Nonetheless, lawyers and compliance officers are going to try to figure out if there’s a broader message in the SEC’s settlement with Lincolnshire. However, a single settlement doesn’t really tell us much. At a minimum, the Lincolnshire settlement is a reminder of one standard message that the SEC has followed for decades. No matter the asset class or strategy, the SEC expects to see written procedures, and it expects them to be followed. It doesn’t take a great deal of sophistication or analysis for the SEC to figure out that procedures were inadequate and/or not followed. Thus, I expect that a great many alternative managers will be looking through their procedure manuals to see if they’ve spelled out how they deal with cross-investments.
Obviously I don’t know if the SEC is systematically looking at the practice of cross-investments. The next settlement may be in a totally different area. However, cross-investments are fertile ground because they are rife with conflicts of interest, and require extensive procedures in order to treat the LPs of each fund equitably. The typical cross-investment occurs because a manager wants to acquire an asset that is too large for any one fund. An old fund and newly raised fund both contribute capital to the acquisition. Making the cross-investment is the easy part.

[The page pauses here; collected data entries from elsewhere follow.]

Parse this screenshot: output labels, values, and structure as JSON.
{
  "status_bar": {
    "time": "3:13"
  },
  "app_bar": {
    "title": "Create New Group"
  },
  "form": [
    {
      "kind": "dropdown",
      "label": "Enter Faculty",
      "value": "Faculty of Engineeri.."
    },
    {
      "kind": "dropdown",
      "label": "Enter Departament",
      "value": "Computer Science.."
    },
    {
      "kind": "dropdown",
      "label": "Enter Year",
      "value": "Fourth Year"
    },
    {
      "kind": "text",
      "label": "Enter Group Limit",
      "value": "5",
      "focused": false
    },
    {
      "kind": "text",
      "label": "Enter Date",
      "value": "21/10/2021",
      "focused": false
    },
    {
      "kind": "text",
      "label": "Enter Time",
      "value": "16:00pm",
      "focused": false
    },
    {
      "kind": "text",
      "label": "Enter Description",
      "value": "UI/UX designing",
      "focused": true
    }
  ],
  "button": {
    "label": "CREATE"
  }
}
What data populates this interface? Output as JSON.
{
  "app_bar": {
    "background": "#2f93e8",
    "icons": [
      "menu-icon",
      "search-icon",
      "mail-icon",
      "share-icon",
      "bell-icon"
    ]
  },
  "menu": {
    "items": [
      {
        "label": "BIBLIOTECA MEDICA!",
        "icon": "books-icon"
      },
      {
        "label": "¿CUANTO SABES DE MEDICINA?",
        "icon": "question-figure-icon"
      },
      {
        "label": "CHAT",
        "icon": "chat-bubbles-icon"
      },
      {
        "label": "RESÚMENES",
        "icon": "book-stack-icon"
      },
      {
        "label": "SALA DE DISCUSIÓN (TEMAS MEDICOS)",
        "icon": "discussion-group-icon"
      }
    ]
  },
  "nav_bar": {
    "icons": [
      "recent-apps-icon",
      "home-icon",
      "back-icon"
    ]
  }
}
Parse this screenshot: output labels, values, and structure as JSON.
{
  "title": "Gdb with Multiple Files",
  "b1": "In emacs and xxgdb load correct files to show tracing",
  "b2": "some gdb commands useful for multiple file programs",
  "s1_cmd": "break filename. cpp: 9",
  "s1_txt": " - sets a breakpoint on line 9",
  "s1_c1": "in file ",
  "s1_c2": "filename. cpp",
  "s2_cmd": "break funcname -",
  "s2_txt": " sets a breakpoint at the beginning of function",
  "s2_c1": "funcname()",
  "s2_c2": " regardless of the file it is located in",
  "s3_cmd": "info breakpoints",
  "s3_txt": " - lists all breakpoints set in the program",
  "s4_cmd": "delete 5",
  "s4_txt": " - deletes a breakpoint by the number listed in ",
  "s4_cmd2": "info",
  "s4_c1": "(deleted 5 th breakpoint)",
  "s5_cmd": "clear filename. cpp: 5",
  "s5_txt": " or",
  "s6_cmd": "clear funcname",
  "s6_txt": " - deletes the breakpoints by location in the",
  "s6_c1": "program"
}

However, cross-investments raise much thornier questions than cost allocation. What happens when the jointly owned company needs more capital or wants to make an acquisition? Will both the old and new fund be able to continue to maintain their pro rata shares in the company? In many cases the old fund will be at the end of its investment period or simply have too little capital. As a result the new fund will start to dilute the new fund’s ownership. What happens if the business isn’t yet ripe for sale, but the old fund is in liquidation mode? Who will buy the old fund’s interest, the new fund or a third-party? The questions go on and on, and require extensive procedures involving advisory committees, third-party valuations, and allocation procedures in order to make sure the LPs in both funds are treated equitably. The demise of the Internet bubble in the early 2000s exposed the perils of cross-investment as portfolio companies and funds scrambled for capital. The credit crisis of 2007 exposed another set of cross-invested deals to a variety of conflicting interests.
Alternative investments are a vast landscape, and the SEC’s resources are limited. I’d bet that if the SEC continues to look at cross-invested deals, it will find situations that are far stickier than Lincolnshire’s misallocation of expenses.